Roma, 27 settembre 2024 – Nel 2022, a livello mondiale, sono stati generati 62 miliardi di kg di rifiuti elettronici, pari a circa 8 kg l'anno a persona. Meno di un quarto di questi rifiuti sono stati riciclati in maniera corretta. Si tratta dunque di un problema di enorme portata, acuito da un fenomeno, quello che vede le aziende produttrici immettere sul mercato dei prodotti con un fine vita prestabilito. Tale pratica è detta "obsolescenza programmata".
Alle origini dell'obsolescenza
Per capire un fenomeno apparentemente moderno, e secondo molti "figlio del consumismo", bisogna fare un salto indietro di ben 100 anni. Era infatti il 1924 quando la lobby delle lampadine, detta “Cartello di Phoebus”, decise di comune accordo di immettere sul mercato delle lampadine a incandescenza che avessero una vita prestabilita di 1000 ore. Lo scopo era quello di dare un nuovo impulso alle vendite, che già 5 anni prima della Grande depressione cominciavano ad avere dei cali importanti. Di lì a qualche anno, e cioè nel 1932, venne coniato il termine in uso ancora oggi, cioè “obsolescenza programmata”, allorché Bernard London, mediatore immobiliare, propose di imporla per legge alle imprese, così da spingere gli americani ad acquistare di più e a salvare il maggior numero di posti di lavoro possibile.
Lo studio della Commissione europea
Dagli anni Ottanta in poi, sviluppandosi uno schema sociale e culturale dedito al consumismo, si è arrivati al problema dello smaltimento di enormi masse di circuiti elettrici e di prodotti di difficile riutilizzo, con conseguenze devastanti per l'ambiente. In tale ottica, si inserisce uno studio voluto dalla Commissione europea, secondo il quale il 77% dei cittadini dell'UE preferisce la riparazione all'acquisto di nuovi beni.

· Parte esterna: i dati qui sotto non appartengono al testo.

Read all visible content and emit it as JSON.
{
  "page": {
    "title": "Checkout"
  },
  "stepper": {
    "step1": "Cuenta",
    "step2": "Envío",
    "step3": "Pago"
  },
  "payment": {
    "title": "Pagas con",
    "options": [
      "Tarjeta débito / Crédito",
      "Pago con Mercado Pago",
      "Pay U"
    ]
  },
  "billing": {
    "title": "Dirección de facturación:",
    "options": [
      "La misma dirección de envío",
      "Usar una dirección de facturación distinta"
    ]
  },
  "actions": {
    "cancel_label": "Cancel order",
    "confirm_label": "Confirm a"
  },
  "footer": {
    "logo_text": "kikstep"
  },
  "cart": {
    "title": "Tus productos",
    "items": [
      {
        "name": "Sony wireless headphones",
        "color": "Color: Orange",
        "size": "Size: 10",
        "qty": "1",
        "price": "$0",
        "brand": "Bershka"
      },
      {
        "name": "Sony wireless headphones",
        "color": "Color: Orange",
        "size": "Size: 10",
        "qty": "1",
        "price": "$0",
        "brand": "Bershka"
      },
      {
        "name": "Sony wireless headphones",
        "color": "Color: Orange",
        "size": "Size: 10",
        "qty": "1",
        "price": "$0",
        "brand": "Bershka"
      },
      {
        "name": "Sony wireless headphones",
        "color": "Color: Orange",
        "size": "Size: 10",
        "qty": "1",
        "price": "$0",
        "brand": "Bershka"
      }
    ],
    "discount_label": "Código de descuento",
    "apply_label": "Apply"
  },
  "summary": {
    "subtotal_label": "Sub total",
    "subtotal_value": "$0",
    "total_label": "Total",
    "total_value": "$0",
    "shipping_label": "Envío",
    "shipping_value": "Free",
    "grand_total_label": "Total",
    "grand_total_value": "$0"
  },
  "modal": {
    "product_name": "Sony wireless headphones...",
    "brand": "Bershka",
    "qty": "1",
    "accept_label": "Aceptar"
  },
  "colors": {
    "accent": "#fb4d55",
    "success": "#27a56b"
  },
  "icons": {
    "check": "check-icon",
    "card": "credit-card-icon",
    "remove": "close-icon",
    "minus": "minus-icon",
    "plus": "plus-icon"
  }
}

Un risultato incoraggiante, figlio anche di politiche di sensibilizzazione al tema della circolarità, e che si allontana dalla nota affermazione del sociologo inglese Colin Campbell, che negli anni Ottanta sosteneva che le persone preferivano comprare un prodotto nuovo e non ripararlo, per sentire il piacere della novità e l'appagamento momentaneo che l'acquisto del prodotto tecnologicamente più avanzato donava loro.
Il boom del ricondizionato
Altro fenomeno che si sta sviluppando negli ultimi tempi, dopo quello del consumismo sfrenato degli scorsi decenni, e che si colloca a metà fra l'acquisto di nuovi prodotti e la riparazione dei vecchi, è quello della rigenerazione. In particolare, riguardo ad esempio gli
s martphone, secondo uno studio condotto da IDC, nel 2022 sono stati spediti 282 milioni di smartphone ricondizionati, in aumento dell'11,5% rispetto ai 253,4 milioni del 2021. Stando alle stime della società di ricerca, nel 2026 si arriverà ai 413,3 milioni di cellulari ricondizionati. Trattandosi di uno dei prodotti più “consumati”, e con la vita più breve fra i vari device in commercio, sia per un tema di moda che di continui aggiornamenti di sistemi operativi e di applicazioni, si tratta di un dato significativo, anche perché le varie componenti degli smartphone sono di difficile e costoso recupero, e dunque tale fenomeno sta impattando positivamente sui rifiuti tecnologici, che pure restano un problema tutt'altro che in fase di risoluzione.Il diritto alla riparazione
Un altro duro colpo alla vendita di nuovi prodotti è stato dato nelle scorse settimane dalla pubblicazione in Gazzetta Ufficiale dell'Unione Europea, della Direttiva 2024/1799, dai più conosciuta come “direttiva sul diritto alla riparazione”. Dopo l'approvazione da parte del Parlamento europeo ad aprile, e il successivo via libera dato dal Consiglio dell'Unione Europea il 30 maggio, si è finalmente arrivati a riconoscere un diritto che dovrebbe anche calmierare i prezzi delle riparazioni, e costringere le aziende produttrici a rendere meno complicato l'iter del ricorso alla garanzia, che spesso causa la scelta di abbandonare un device la cui riparazione viene percepita come antieconomica, per ricorrere all'acquisto del nuovo prodotto, più performante ma anche molto più costoso.